Le pilote réserve estonien d'Alpine, Paul Aron, a exprimé sa frustration quant à son rôle en 2026 et a comparé son parcours à celui de Franco Colapinto, affirmant qu'il est plus facile pour un Argentin de trouver des sponsors grâce à un plus grand soutien national. Aron, qui partagera les tâches de réserve avec d'autres, a déploré sa stagnation et son travail sur simulateur. Néanmoins, Colapinto a également surmonté d'importants obstacles pour atteindre la Formule 1.

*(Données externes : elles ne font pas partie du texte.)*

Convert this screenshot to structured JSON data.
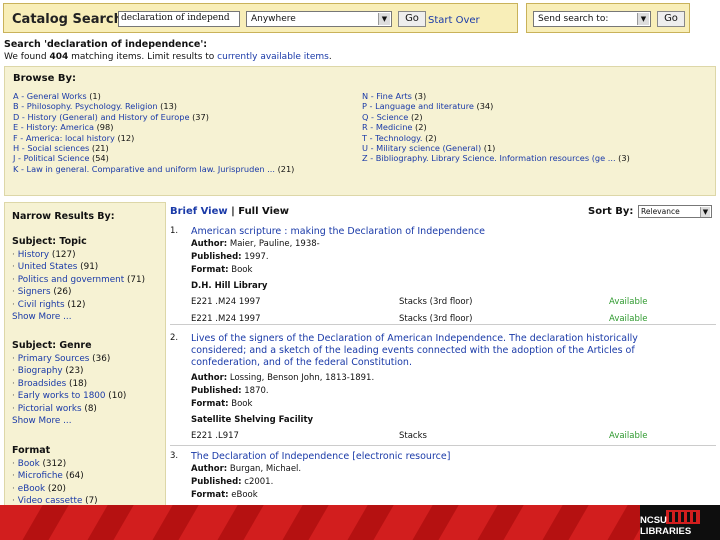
{
  "search": {
    "catalog_label": "Catalog Search:",
    "query": "declaration of independ",
    "scope": "Anywhere",
    "go_label": "Go",
    "start_over": "Start Over",
    "send_placeholder": "Send search to:",
    "send_go": "Go"
  },
  "summary": {
    "title": "Search 'declaration of independence':",
    "prefix": "We found ",
    "count": "404",
    "middle": " matching items. Limit results to ",
    "limit_link": "currently available items",
    "suffix": "."
  },
  "browse": {
    "title": "Browse By:",
    "left": [
      {
        "label": "A - General Works",
        "count": " (1)"
      },
      {
        "label": "B - Philosophy. Psychology. Religion",
        "count": " (13)"
      },
      {
        "label": "D - History (General) and History of Europe",
        "count": " (37)"
      },
      {
        "label": "E - History: America",
        "count": " (98)"
      },
      {
        "label": "F - America: local history",
        "count": " (12)"
      },
      {
        "label": "H - Social sciences",
        "count": " (21)"
      },
      {
        "label": "J - Political Science",
        "count": " (54)"
      },
      {
        "label": "K - Law in general. Comparative and uniform law. Jurispruden ...",
        "count": " (21)"
      }
    ],
    "right": [
      {
        "label": "N - Fine Arts",
        "count": " (3)"
      },
      {
        "label": "P - Language and literature",
        "count": " (34)"
      },
      {
        "label": "Q - Science",
        "count": " (2)"
      },
      {
        "label": "R - Medicine",
        "count": " (2)"
      },
      {
        "label": "T - Technology.",
        "count": " (2)"
      },
      {
        "label": "U - Military science (General)",
        "count": " (1)"
      },
      {
        "label": "Z - Bibliography. Library Science. Information resources (ge ...",
        "count": " (3)"
      }
    ]
  },
  "narrow": {
    "title": "Narrow Results By:",
    "groups": [
      {
        "heading": "Subject: Topic",
        "items": [
          {
            "label": "History",
            "count": " (127)"
          },
          {
            "label": "United States",
            "count": " (91)"
          },
          {
            "label": "Politics and government",
            "count": " (71)"
          },
          {
            "label": "Signers",
            "count": " (26)"
          },
          {
            "label": "Civil rights",
            "count": " (12)"
          }
        ],
        "more": "Show More ..."
      },
      {
        "heading": "Subject: Genre",
        "items": [
          {
            "label": "Primary Sources",
            "count": " (36)"
          },
          {
            "label": "Biography",
            "count": " (23)"
          },
          {
            "label": "Broadsides",
            "count": " (18)"
          },
          {
            "label": "Early works to 1800",
            "count": " (10)"
          },
          {
            "label": "Pictorial works",
            "count": " (8)"
          }
        ],
        "more": "Show More ..."
      },
      {
        "heading": "Format",
        "items": [
          {
            "label": "Book",
            "count": " (312)"
          },
          {
            "label": "Microfiche",
            "count": " (64)"
          },
          {
            "label": "eBook",
            "count": " (20)"
          },
          {
            "label": "Video cassette",
            "count": " (7)"
          }
        ],
        "more": ""
      }
    ]
  },
  "results": {
    "brief_view": "Brief View",
    "separator": " | ",
    "full_view": "Full View",
    "sort_label": "Sort By:",
    "sort_value": "Relevance",
    "items": [
      {
        "num": "1.",
        "title": "American scripture : making the Declaration of Independence",
        "author_label": "Author:",
        "author": " Maier, Pauline, 1938-",
        "published_label": "Published:",
        "published": " 1997.",
        "format_label": "Format:",
        "format": " Book",
        "library": "D.H. Hill Library",
        "holdings": [
          {
            "call": "E221 .M24 1997",
            "loc": "Stacks (3rd floor)",
            "status": "Available"
          },
          {
            "call": "E221 .M24 1997",
            "loc": "Stacks (3rd floor)",
            "status": "Available"
          }
        ]
      },
      {
        "num": "2.",
        "title": "Lives of the signers of the Declaration of American Independence. The declaration historically considered; and a sketch of the leading events connected with the adoption of the Articles of confederation, and of the federal Constitution.",
        "author_label": "Author:",
        "author": " Lossing, Benson John, 1813-1891.",
        "published_label": "Published:",
        "published": " 1870.",
        "format_label": "Format:",
        "format": " Book",
        "library": "Satellite Shelving Facility",
        "holdings": [
          {
            "call": "E221 .L917",
            "loc": "Stacks",
            "status": "Available"
          }
        ]
      },
      {
        "num": "3.",
        "title": "The Declaration of Independence [electronic resource]",
        "author_label": "Author:",
        "author": " Burgan, Michael.",
        "published_label": "Published:",
        "published": " c2001.",
        "format_label": "Format:",
        "format": " eBook"
      }
    ]
  },
  "footer": {
    "brand": "NCSU LIBRARIES",
    "brand_color": "#d21e1e"
  }
}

Paul Aron, le pilote estonien de 22 ans, continuera en tant que réserve pour Alpine lors de la saison de Formule 1 2026, derrière les pilotes à temps plein Franco Colapinto et Pierre Gasly. Dans une interview récente, Aron a exprimé son insatisfaction face à cette configuration, soulignant les différences d'opportunités pour les pilotes de divers pays.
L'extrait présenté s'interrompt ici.